Um Wissenschaft verständlich zu machen, braucht es Menschen, die ihr eine Stimme geben. Von einem dieser Menschen, einer dieser Stimmen, musste sich die UDE nun verabschieden. Am 19. März 2020 starb im Alter von 77 Jahren Monika Rögge. Die langjährige Leiterin der Pressestelle der Universität Essen, später der neu gegründeten UDE, hat die Hochschule 22 Jahre lang geprägt. Dabei stand sie sechs Rektoren, einer Rektorin und einem Gründungsbeauftragten als professionelle Kommunikatorin zur Seite.

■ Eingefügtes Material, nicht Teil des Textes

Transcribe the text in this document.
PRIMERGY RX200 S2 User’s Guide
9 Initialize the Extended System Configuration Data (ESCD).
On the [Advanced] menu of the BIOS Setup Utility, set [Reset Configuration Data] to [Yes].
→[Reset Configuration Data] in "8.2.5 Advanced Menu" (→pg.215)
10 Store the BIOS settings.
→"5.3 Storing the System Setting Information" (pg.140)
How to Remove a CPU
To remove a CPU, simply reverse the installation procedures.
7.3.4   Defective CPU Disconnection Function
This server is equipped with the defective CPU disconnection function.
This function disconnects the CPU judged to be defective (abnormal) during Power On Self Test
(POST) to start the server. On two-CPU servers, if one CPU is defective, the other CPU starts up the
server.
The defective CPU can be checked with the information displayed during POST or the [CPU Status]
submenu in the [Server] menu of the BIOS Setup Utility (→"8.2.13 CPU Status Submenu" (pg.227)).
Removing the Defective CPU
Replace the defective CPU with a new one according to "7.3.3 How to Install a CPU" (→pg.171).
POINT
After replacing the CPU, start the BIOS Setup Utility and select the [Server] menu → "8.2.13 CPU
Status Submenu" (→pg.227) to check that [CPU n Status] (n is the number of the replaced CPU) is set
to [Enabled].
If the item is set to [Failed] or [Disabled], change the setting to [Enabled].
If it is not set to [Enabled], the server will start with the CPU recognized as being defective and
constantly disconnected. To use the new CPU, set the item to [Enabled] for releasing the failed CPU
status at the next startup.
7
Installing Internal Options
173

Die gelernte Journalistin fand im März 1985 den Weg an die junge Gesamthochschule im Essener Nordviertel, und bis zu ihrem Ausscheiden im November 2007 sollte sie sowohl ihr Arbeitsumfeld als auch die Region in ständiger Veränderung erleben: Der Wandel vom Montanrevier zum internationalen Bildungs-und Wissenschaftsstandort Metropole Ruhr prägte auch Monika Rögges Arbeit. Und sie trug dazu bei, die Entwicklung ihrer Universität zu verstehen.

So lenkte sie den Blick der Medien auf die Forschungsstärke der Wissenschaftler*innen, auf die Chancen und Besonderheit der Gesamthochschule und lebte interne Kommunikation, bevor dies zum Schlagwort an Hochschulen wurde: Sie gab den Menschen an ihrer Uni Themen, über die sie ins Gespräch und zusammenkommen konnten – von der Medizin bis hin zu den Designwissenschaften. Sie hatte Freude daran, spannende Geschichten zu erzählen von Professoren, Studierenden, Beschäftigten, oft verbunden mit der Frage nach der gesellschaftlichen Relevanz ihres Handelns.

Als sich die Gesamthochschulen Duisburg und Essen 2003 zusammenschlossen zu einer der größten Universitäten Deutschlands, trug sie gemeinsam mit ihrer Duisburger Kollegin dazu bei, nach innen die Tonlage zu finden, damit die Standorte und ihre Mitglieder zusammenwachsen konnten. Nach außen positionierten sie die UDE schnell am Markt und gaben ihr ein einheitliches Gesicht.

Gute Entscheidungen entstehen, wenn man den Blick zurück mit dem Blick nach vorne verbindet, war Monika Rögges Devise, und sie war überzeugt, dass neue Herausforderungen die größte Konstante im Leben darstellen. Diesen Herausforderungen ist sie mit der ihr eigenen Art entgegengetreten: mit viel Liebe zur Sache, genau bis ins Detail, mit ehrlichem Respekt den Menschen gegenüber; beharrlich, oft geduldig und ungeduldig zugleich, streitbar, wo es angebracht war, und persönlich immer einen Schritt zurücktretend.